V = volume of the solution in Liters

1)1 mol of HCl gives 1 mol of hydrogen ion.

`[HCl]=[H^+]=0.1 m`

Concentration of the hydrogen ion = 0.1 M

Volume of the solution = 10 mL = 0.010 L

`0.1 M=(n)/(0.010L)`

Moles of hydrogen ions = = 0.001 mol

2) 1 mol of NaOH gives 1 mol of hydroxide ion.

`[NaOH]=[OH^-]=0.2 M m`

Concentration of the Hydroxide ions = 0.2 M

Volume of the solution ,V'= 8 mL = 0.008 L

`0.2=(n')/(V')`

Moles of hydroxide ions ,n ' = 0.0016

1 mol of HCl neutralizes 1 mol of NaOH ,then 0.001 mol of HCl will neutralize 0.001 mol NaOH.

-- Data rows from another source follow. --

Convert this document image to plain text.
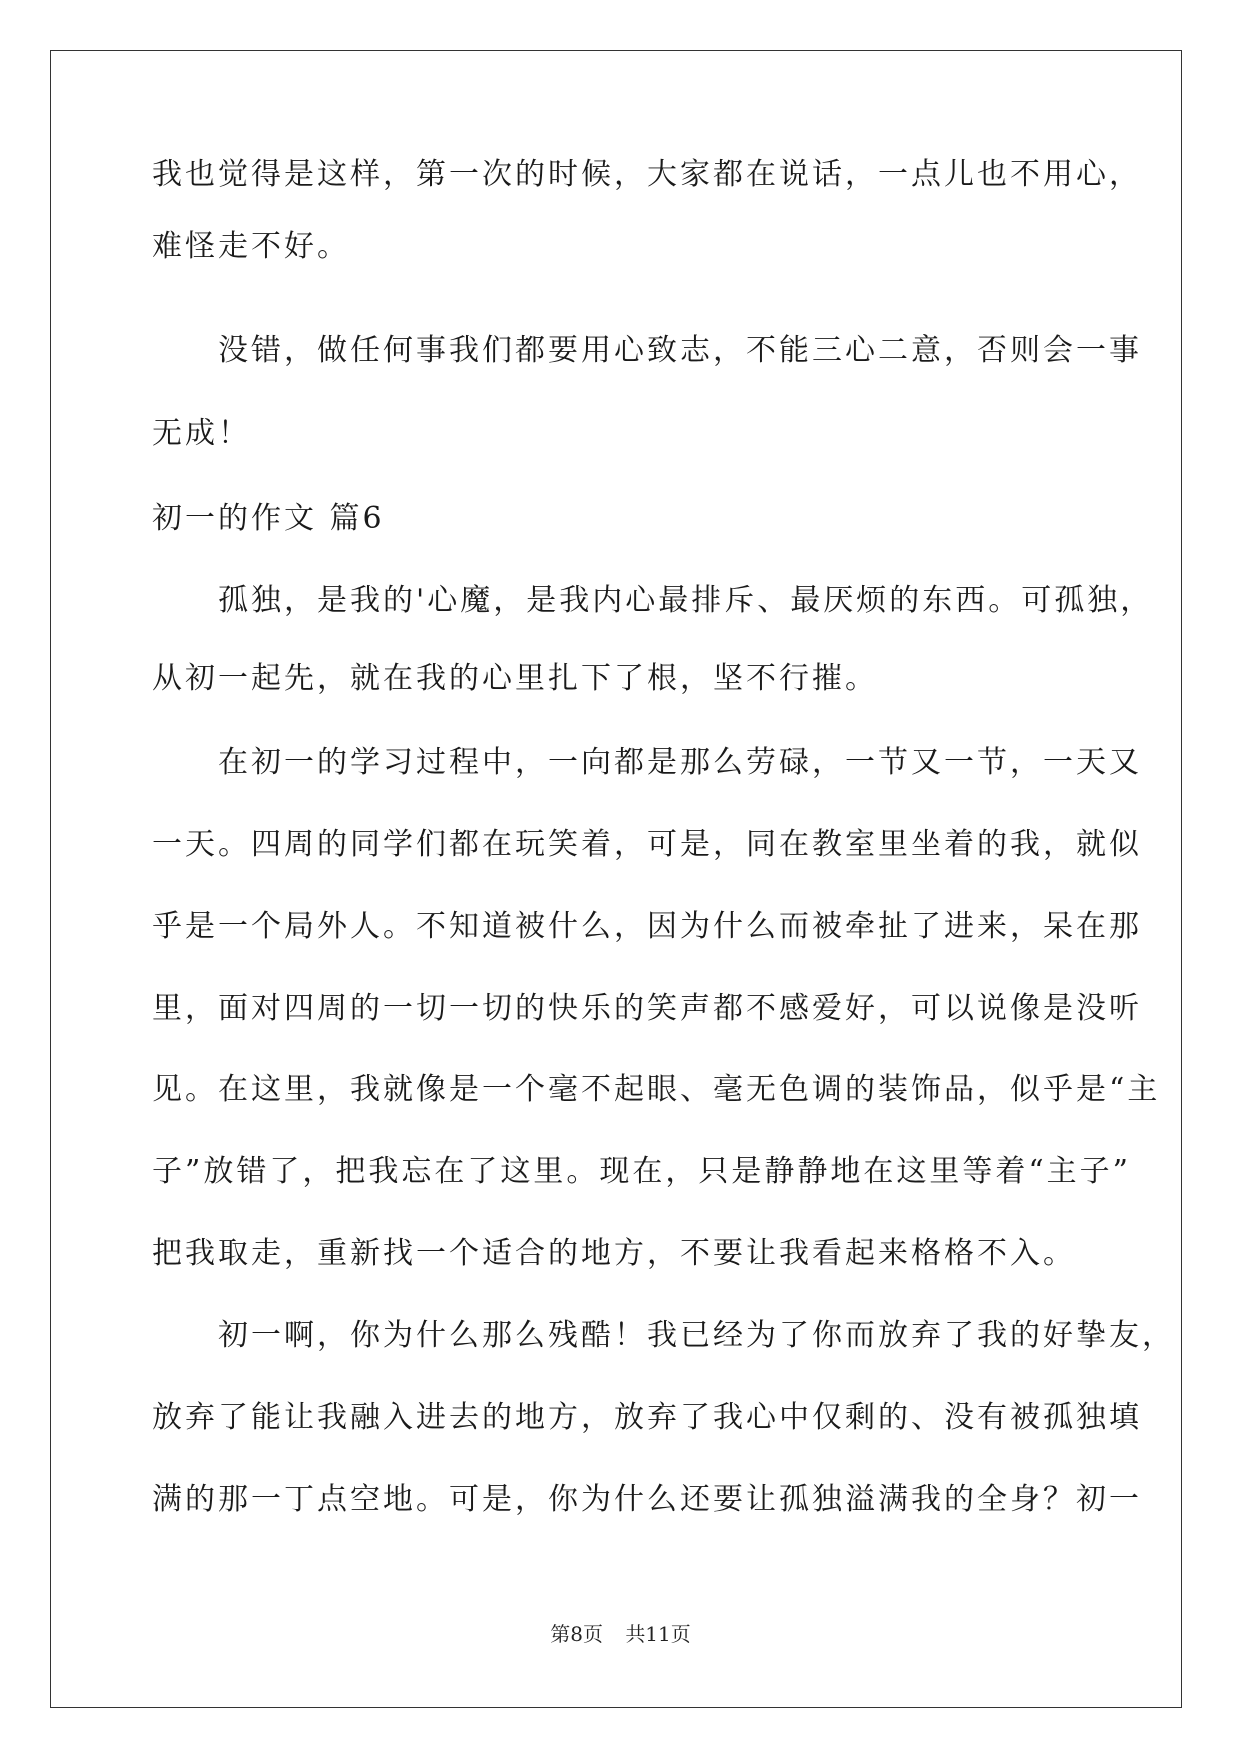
我也觉得是这样，第一次的时候，大家都在说话，一点儿也不用心，
难怪走不好。
　　没错，做任何事我们都要用心致志，不能三心二意，否则会一事
无成！
初一的作文 篇6
　　孤独，是我的'心魔，是我内心最排斥、最厌烦的东西。可孤独，
从初一起先，就在我的心里扎下了根，坚不行摧。
　　在初一的学习过程中，一向都是那么劳碌，一节又一节，一天又
一天。四周的同学们都在玩笑着，可是，同在教室里坐着的我，就似
乎是一个局外人。不知道被什么，因为什么而被牵扯了进来，呆在那
里，面对四周的一切一切的快乐的笑声都不感爱好，可以说像是没听
见。在这里，我就像是一个毫不起眼、毫无色调的装饰品，似乎是“主
子”放错了，把我忘在了这里。现在，只是静静地在这里等着“主子”
把我取走，重新找一个适合的地方，不要让我看起来格格不入。
　　初一啊，你为什么那么残酷！我已经为了你而放弃了我的好挚友，
放弃了能让我融入进去的地方，放弃了我心中仅剩的、没有被孤独填
满的那一丁点空地。可是，你为什么还要让孤独溢满我的全身？初一
第8页 共11页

So left over moles of hydroxide ions in the solution will effect the pH of the solution:

Left over moles of hydroxide ions in the solution = 0.0016 mol - 0.0010 mol = 0.0006 mol

Left over concentration of hydroxide ions:

`[OH^-]'=(0.0006 mol)/(0.010 L+0.008 L)=0.0333 mol/L`

`pOH=-\log[OH^-]=-\log[0.03333 M]=1.48`

pH +pOH = 14

pH = 14 - 1.48 = 12.52

The pH of the resulting solution is 12.52.